Paul, in Other Words: a Cultural Reading of His Letters

Jerome Neyrey (1990), reviewed by Vern Ratzlaff

Paul, in Other Words attempts to interpret Paul’s letters by describing the symbolic universe of Paul as ‘a  first-century Eastern Mediterranean non-elite, typically viewing his cosmos’ (p 12), using cultural anthropology as a help in adjusting to a culture totally different from ours. Paul’s cosmos is made up of six areas:  purity, rites (rituals and ceremonies), body, sin, cosmology and evil.  Paul’s socialization was as a Jew of Pharisaic stripe, and a cultural context shared by Jews, Greeks and Christians.

Another key to Pauline interpretation is Neyrey’s listing of reading assumptions: occasional letters, inconsistency, conserver, reformer, saint Paul, history.  Insightful comments about the role of body language and metaphor draw heavily from 1 Corinthians (p 102ff).  Neyrey examines sin, pointing out Paul’s concept of sin as a two-fold phenomenon: rule breaking and/or corruption.

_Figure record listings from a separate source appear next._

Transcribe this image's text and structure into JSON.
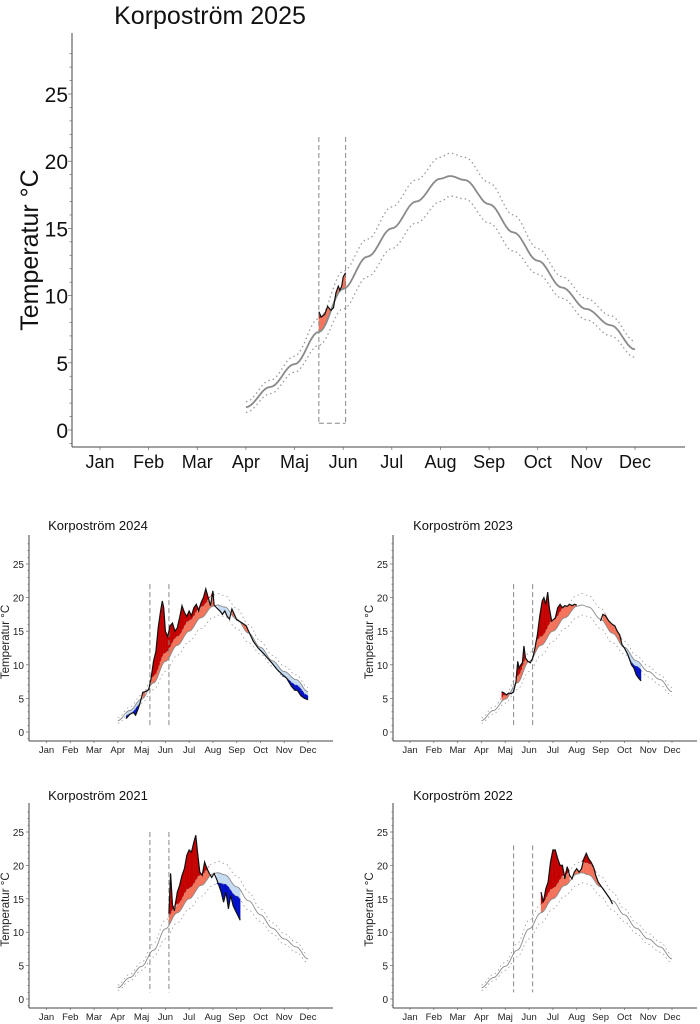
{
  "colors": {
    "mean_line": "#8a8a8a",
    "band_line": "#9a9a9a",
    "above_mean": "#f4735a",
    "above_upper": "#c40000",
    "below_mean": "#c6dcf2",
    "below_lower": "#0010c8",
    "observed": "#111111",
    "window_line": "#888888"
  },
  "chart_data": [
    {
      "id": "2025",
      "type": "line",
      "title": "Korpoström 2025",
      "xlabel": "",
      "ylabel": "Temperatur °C",
      "x_ticks": [
        "Jan",
        "Feb",
        "Mar",
        "Apr",
        "Maj",
        "Jun",
        "Jul",
        "Aug",
        "Sep",
        "Oct",
        "Nov",
        "Dec"
      ],
      "y_ticks": [
        0,
        5,
        10,
        15,
        20,
        25
      ],
      "ylim": [
        -1.2,
        29
      ],
      "grid": false,
      "window_months": [
        5.5,
        6.05
      ],
      "window_box": true,
      "observed": [
        [
          5.5,
          8.8
        ],
        [
          5.55,
          8.4
        ],
        [
          5.62,
          8.6
        ],
        [
          5.68,
          9.2
        ],
        [
          5.75,
          8.9
        ],
        [
          5.8,
          9.1
        ],
        [
          5.85,
          10.2
        ],
        [
          5.9,
          10.7
        ],
        [
          5.93,
          10.4
        ],
        [
          5.97,
          10.7
        ],
        [
          6.0,
          11.4
        ],
        [
          6.05,
          11.7
        ]
      ]
    },
    {
      "id": "2024",
      "type": "line",
      "title": "Korpoström 2024",
      "ylabel": "Temperatur °C",
      "x_ticks": [
        "Jan",
        "Feb",
        "Mar",
        "Apr",
        "Maj",
        "Jun",
        "Jul",
        "Aug",
        "Sep",
        "Oct",
        "Nov",
        "Dec"
      ],
      "y_ticks": [
        0,
        5,
        10,
        15,
        20,
        25
      ],
      "ylim": [
        -1.2,
        29
      ],
      "window_months": [
        5.35,
        6.15
      ],
      "observed": [
        [
          4.35,
          2.0
        ],
        [
          4.5,
          2.6
        ],
        [
          4.65,
          2.9
        ],
        [
          4.75,
          2.5
        ],
        [
          4.85,
          3.4
        ],
        [
          4.95,
          4.5
        ],
        [
          5.05,
          5.9
        ],
        [
          5.15,
          6.0
        ],
        [
          5.3,
          6.3
        ],
        [
          5.4,
          8.0
        ],
        [
          5.5,
          10.5
        ],
        [
          5.6,
          12.0
        ],
        [
          5.7,
          15.5
        ],
        [
          5.8,
          18.0
        ],
        [
          5.87,
          19.5
        ],
        [
          5.93,
          18.5
        ],
        [
          6.0,
          15.0
        ],
        [
          6.1,
          14.2
        ],
        [
          6.2,
          15.8
        ],
        [
          6.3,
          16.2
        ],
        [
          6.4,
          15.0
        ],
        [
          6.5,
          15.5
        ],
        [
          6.6,
          17.0
        ],
        [
          6.7,
          18.8
        ],
        [
          6.8,
          17.8
        ],
        [
          6.9,
          17.2
        ],
        [
          7.0,
          18.0
        ],
        [
          7.1,
          17.3
        ],
        [
          7.2,
          18.5
        ],
        [
          7.3,
          19.0
        ],
        [
          7.4,
          18.0
        ],
        [
          7.5,
          19.2
        ],
        [
          7.6,
          20.0
        ],
        [
          7.7,
          21.3
        ],
        [
          7.8,
          20.0
        ],
        [
          7.9,
          18.8
        ],
        [
          8.0,
          21.0
        ],
        [
          8.05,
          18.9
        ],
        [
          8.2,
          18.3
        ],
        [
          8.3,
          18.0
        ],
        [
          8.4,
          17.5
        ],
        [
          8.5,
          18.0
        ],
        [
          8.6,
          17.2
        ],
        [
          8.7,
          16.8
        ],
        [
          8.8,
          18.3
        ],
        [
          8.9,
          17.5
        ],
        [
          9.0,
          16.7
        ],
        [
          9.2,
          16.3
        ],
        [
          9.4,
          15.8
        ],
        [
          9.5,
          15.0
        ],
        [
          9.7,
          13.5
        ],
        [
          9.9,
          12.5
        ],
        [
          10.1,
          11.8
        ],
        [
          10.3,
          11.0
        ],
        [
          10.5,
          10.2
        ],
        [
          10.7,
          9.3
        ],
        [
          10.9,
          8.6
        ],
        [
          11.1,
          8.0
        ],
        [
          11.3,
          6.8
        ],
        [
          11.45,
          6.2
        ],
        [
          11.55,
          6.2
        ],
        [
          11.7,
          5.4
        ],
        [
          11.85,
          5.0
        ],
        [
          12.0,
          4.8
        ]
      ]
    },
    {
      "id": "2023",
      "type": "line",
      "title": "Korpoström 2023",
      "ylabel": "Temperatur °C",
      "x_ticks": [
        "Jan",
        "Feb",
        "Mar",
        "Apr",
        "Maj",
        "Jun",
        "Jul",
        "Aug",
        "Sep",
        "Oct",
        "Nov",
        "Dec"
      ],
      "y_ticks": [
        0,
        5,
        10,
        15,
        20,
        25
      ],
      "ylim": [
        -1.2,
        29
      ],
      "window_months": [
        5.35,
        6.15
      ],
      "observed": [
        [
          4.85,
          6.0
        ],
        [
          4.95,
          5.8
        ],
        [
          5.05,
          5.5
        ],
        [
          5.15,
          5.8
        ],
        [
          5.25,
          5.7
        ],
        [
          5.35,
          6.0
        ],
        [
          5.45,
          7.5
        ],
        [
          5.52,
          10.5
        ],
        [
          5.58,
          9.5
        ],
        [
          5.65,
          10.0
        ],
        [
          5.72,
          10.3
        ],
        [
          5.78,
          12.8
        ],
        [
          5.85,
          11.0
        ],
        [
          5.95,
          10.5
        ],
        [
          6.05,
          10.3
        ],
        [
          6.15,
          11.0
        ],
        [
          6.25,
          12.5
        ],
        [
          6.35,
          14.5
        ],
        [
          6.45,
          17.3
        ],
        [
          6.55,
          19.5
        ],
        [
          6.62,
          20.0
        ],
        [
          6.7,
          19.0
        ],
        [
          6.78,
          20.8
        ],
        [
          6.85,
          18.5
        ],
        [
          6.95,
          16.5
        ],
        [
          7.1,
          17.0
        ],
        [
          7.2,
          18.5
        ],
        [
          7.3,
          19.0
        ],
        [
          7.4,
          18.5
        ],
        [
          7.5,
          18.8
        ],
        [
          7.6,
          18.7
        ],
        [
          7.7,
          19.0
        ],
        [
          7.8,
          18.8
        ],
        [
          7.9,
          19.0
        ],
        [
          8.0,
          18.9
        ],
        [
          9.0,
          16.5
        ],
        [
          9.1,
          17.5
        ],
        [
          9.2,
          17.3
        ],
        [
          9.35,
          16.5
        ],
        [
          9.5,
          16.0
        ],
        [
          9.6,
          15.8
        ],
        [
          9.7,
          15.0
        ],
        [
          9.8,
          14.5
        ],
        [
          9.9,
          13.0
        ],
        [
          10.0,
          12.5
        ],
        [
          10.15,
          11.5
        ],
        [
          10.3,
          10.0
        ],
        [
          10.4,
          9.5
        ],
        [
          10.5,
          8.5
        ],
        [
          10.6,
          8.0
        ],
        [
          10.7,
          7.6
        ]
      ]
    },
    {
      "id": "2021",
      "type": "line",
      "title": "Korpoström 2021",
      "ylabel": "Temperatur °C",
      "x_ticks": [
        "Jan",
        "Feb",
        "Mar",
        "Apr",
        "Maj",
        "Jun",
        "Jul",
        "Aug",
        "Sep",
        "Oct",
        "Nov",
        "Dec"
      ],
      "y_ticks": [
        0,
        5,
        10,
        15,
        20,
        25
      ],
      "ylim": [
        -1.2,
        29
      ],
      "window_months": [
        5.35,
        6.15
      ],
      "observed": [
        [
          6.15,
          12.8
        ],
        [
          6.22,
          18.8
        ],
        [
          6.3,
          14.0
        ],
        [
          6.38,
          13.2
        ],
        [
          6.5,
          16.0
        ],
        [
          6.6,
          17.0
        ],
        [
          6.7,
          18.5
        ],
        [
          6.8,
          19.5
        ],
        [
          6.9,
          21.5
        ],
        [
          7.0,
          22.3
        ],
        [
          7.1,
          22.0
        ],
        [
          7.2,
          23.5
        ],
        [
          7.28,
          24.5
        ],
        [
          7.35,
          22.0
        ],
        [
          7.45,
          19.0
        ],
        [
          7.55,
          18.5
        ],
        [
          7.65,
          20.5
        ],
        [
          7.75,
          19.5
        ],
        [
          7.85,
          18.8
        ],
        [
          7.95,
          18.2
        ],
        [
          8.05,
          18.8
        ],
        [
          8.15,
          18.0
        ],
        [
          8.25,
          17.0
        ],
        [
          8.35,
          16.0
        ],
        [
          8.45,
          14.5
        ],
        [
          8.55,
          16.0
        ],
        [
          8.65,
          13.5
        ],
        [
          8.75,
          15.5
        ],
        [
          8.85,
          14.0
        ],
        [
          8.95,
          13.2
        ],
        [
          9.05,
          12.5
        ],
        [
          9.15,
          11.8
        ]
      ]
    },
    {
      "id": "2022",
      "type": "line",
      "title": "Korpoström 2022",
      "ylabel": "Temperatur °C",
      "x_ticks": [
        "Jan",
        "Feb",
        "Mar",
        "Apr",
        "Maj",
        "Jun",
        "Jul",
        "Aug",
        "Sep",
        "Oct",
        "Nov",
        "Dec"
      ],
      "y_ticks": [
        0,
        5,
        10,
        15,
        20,
        25
      ],
      "ylim": [
        -1.2,
        29
      ],
      "window_months": [
        5.35,
        6.15
      ],
      "observed": [
        [
          6.5,
          16.0
        ],
        [
          6.6,
          14.5
        ],
        [
          6.7,
          16.5
        ],
        [
          6.8,
          17.5
        ],
        [
          6.9,
          20.5
        ],
        [
          7.0,
          22.3
        ],
        [
          7.1,
          22.3
        ],
        [
          7.2,
          21.0
        ],
        [
          7.3,
          20.0
        ],
        [
          7.4,
          20.0
        ],
        [
          7.5,
          18.0
        ],
        [
          7.6,
          19.8
        ],
        [
          7.7,
          18.5
        ],
        [
          7.8,
          18.0
        ],
        [
          7.9,
          19.0
        ],
        [
          8.0,
          19.5
        ],
        [
          8.1,
          19.0
        ],
        [
          8.2,
          19.5
        ],
        [
          8.3,
          21.0
        ],
        [
          8.4,
          21.8
        ],
        [
          8.5,
          21.0
        ],
        [
          8.6,
          20.5
        ],
        [
          8.7,
          19.8
        ],
        [
          8.8,
          18.5
        ],
        [
          8.9,
          17.5
        ],
        [
          9.0,
          17.0
        ],
        [
          9.1,
          16.5
        ],
        [
          9.2,
          16.0
        ],
        [
          9.3,
          15.5
        ],
        [
          9.4,
          15.0
        ],
        [
          9.5,
          14.2
        ]
      ]
    }
  ],
  "climatology": {
    "x": [
      4.0,
      4.5,
      5.0,
      5.5,
      6.0,
      6.5,
      7.0,
      7.5,
      8.0,
      8.2,
      8.5,
      9.0,
      9.5,
      10.0,
      10.5,
      11.0,
      11.5,
      12.0
    ],
    "mean": [
      1.7,
      3.2,
      4.9,
      7.3,
      10.5,
      12.9,
      15.0,
      17.0,
      18.7,
      18.9,
      18.6,
      16.8,
      14.7,
      12.6,
      10.6,
      9.0,
      7.8,
      6.0
    ],
    "upper": [
      2.1,
      3.7,
      5.5,
      8.3,
      11.8,
      14.2,
      16.6,
      18.6,
      20.3,
      20.6,
      20.3,
      18.4,
      16.0,
      13.5,
      11.4,
      9.8,
      8.5,
      6.6
    ],
    "lower": [
      1.3,
      2.7,
      4.3,
      6.3,
      9.0,
      11.4,
      13.5,
      15.4,
      17.0,
      17.4,
      17.2,
      15.4,
      13.3,
      11.6,
      9.8,
      8.2,
      7.0,
      5.4
    ]
  }
}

Also useful is Neyrey’s reflections on rituals and ceremonies in the church.  Rituals focus on acts that involve border crossings (graduations, sickness); ceremonies confirm the orderly separation (baptism).  Paul often disagrees with the divisions that rituals and ceremonies create, and ‘brings to the centre people usually left on the periphery’ (p 77); specific Pauline ceremonies include meals, the collections, and letters (p 78).

Neyrey’s treatment helps us realize the strength of our culture and its possibilities, inviting a ‘modern reader to a greater sense of ecumenism, the appreciation of other Christians in their distinctive otherness.  Cultural uniformity is neither possible nor desirable’ (p 224).